XStream

XStream is a simple library to serialize objects to XML and back again. It does not require any mapping and generates clean XML.

For more information on XStream, see the XStream web site. The Spring integration classes reside in the org.springframework.oxm.xstream package.

Using XStreamMarshaller

The XStreamMarshaller does not require any configuration and can be configured in an application context directly. To further customize the XML, you can set an alias map, which consists of string aliases mapped to classes, as the following example shows:

<beans>
	<bean id="xstreamMarshaller" class="org.springframework.oxm.xstream.XStreamMarshaller">
		<property name="aliases">
			<props>
				<prop key="Flight">org.springframework.oxm.xstream.Flight</prop>
			</props>
		</property>
	</bean>
	...
</beans>

By default, XStream lets arbitrary classes be unmarshalled, which can lead to unsafe Java serialization effects. As such, we do not recommend using the XStreamMarshaller to unmarshal XML from external sources (that is, the Web), as this can result in security vulnerabilities.
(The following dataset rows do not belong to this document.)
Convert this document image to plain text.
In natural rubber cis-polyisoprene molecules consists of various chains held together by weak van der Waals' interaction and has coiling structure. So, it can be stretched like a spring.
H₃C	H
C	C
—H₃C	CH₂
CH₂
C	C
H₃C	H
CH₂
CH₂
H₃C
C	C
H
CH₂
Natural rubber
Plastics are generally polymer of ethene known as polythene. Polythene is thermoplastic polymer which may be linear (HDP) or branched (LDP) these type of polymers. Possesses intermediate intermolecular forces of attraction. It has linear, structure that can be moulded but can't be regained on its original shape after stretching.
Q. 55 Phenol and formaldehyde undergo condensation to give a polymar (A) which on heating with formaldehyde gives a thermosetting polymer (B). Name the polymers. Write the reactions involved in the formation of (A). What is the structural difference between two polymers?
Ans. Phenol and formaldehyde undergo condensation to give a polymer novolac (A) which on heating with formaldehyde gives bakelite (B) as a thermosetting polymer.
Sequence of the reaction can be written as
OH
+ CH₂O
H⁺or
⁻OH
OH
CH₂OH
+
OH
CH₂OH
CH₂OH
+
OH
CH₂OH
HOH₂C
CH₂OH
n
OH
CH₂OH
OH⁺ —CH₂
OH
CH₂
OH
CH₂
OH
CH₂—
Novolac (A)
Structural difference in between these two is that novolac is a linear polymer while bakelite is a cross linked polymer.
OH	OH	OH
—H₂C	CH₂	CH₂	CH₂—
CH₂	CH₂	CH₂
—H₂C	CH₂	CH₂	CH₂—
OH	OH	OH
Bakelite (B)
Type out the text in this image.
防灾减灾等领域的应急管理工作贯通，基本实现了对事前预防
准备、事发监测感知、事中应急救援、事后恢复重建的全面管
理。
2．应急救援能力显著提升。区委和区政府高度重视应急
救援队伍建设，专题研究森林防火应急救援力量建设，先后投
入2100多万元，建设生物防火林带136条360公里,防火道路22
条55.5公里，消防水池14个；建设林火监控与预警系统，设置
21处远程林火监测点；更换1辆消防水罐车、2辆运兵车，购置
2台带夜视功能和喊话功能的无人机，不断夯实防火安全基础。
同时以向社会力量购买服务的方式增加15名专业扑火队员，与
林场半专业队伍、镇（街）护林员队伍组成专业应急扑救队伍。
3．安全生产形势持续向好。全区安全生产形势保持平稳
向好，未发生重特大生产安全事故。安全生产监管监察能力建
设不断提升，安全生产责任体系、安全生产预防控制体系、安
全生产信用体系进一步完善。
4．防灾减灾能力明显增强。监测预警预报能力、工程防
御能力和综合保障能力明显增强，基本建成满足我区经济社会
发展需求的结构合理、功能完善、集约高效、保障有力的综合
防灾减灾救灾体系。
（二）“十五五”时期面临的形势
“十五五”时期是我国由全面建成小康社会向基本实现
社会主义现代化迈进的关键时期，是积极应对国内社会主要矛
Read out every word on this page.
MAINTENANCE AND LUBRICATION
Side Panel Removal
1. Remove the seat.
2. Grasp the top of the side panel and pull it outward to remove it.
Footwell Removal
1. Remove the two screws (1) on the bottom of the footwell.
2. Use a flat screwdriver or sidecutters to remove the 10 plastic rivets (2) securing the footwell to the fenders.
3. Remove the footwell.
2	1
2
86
If you choose to use the XStreamMarshaller to unmarshal XML from an external source, set the supportedClasses property on the XStreamMarshaller, as the following example shows:

<bean id="xstreamMarshaller" class="org.springframework.oxm.xstream.XStreamMarshaller">
	<property name="supportedClasses" value="org.springframework.oxm.xstream.Flight"/>
	...
</bean>

Doing so ensures that only the registered classes are eligible for unmarshalling.

Additionally, you can register custom converters to make sure that only your supported classes can be unmarshalled. You might want to add a CatchAllConverter as the last converter in the list, in addition to converters that explicitly support the domain classes that should be supported. As a result, default XStream converters with lower priorities and possible security vulnerabilities do not get invoked.

Note that XStream is an XML serialization library, not a data binding library. Therefore, it has limited namespace support. As a result, it is rather unsuitable for usage within Web services.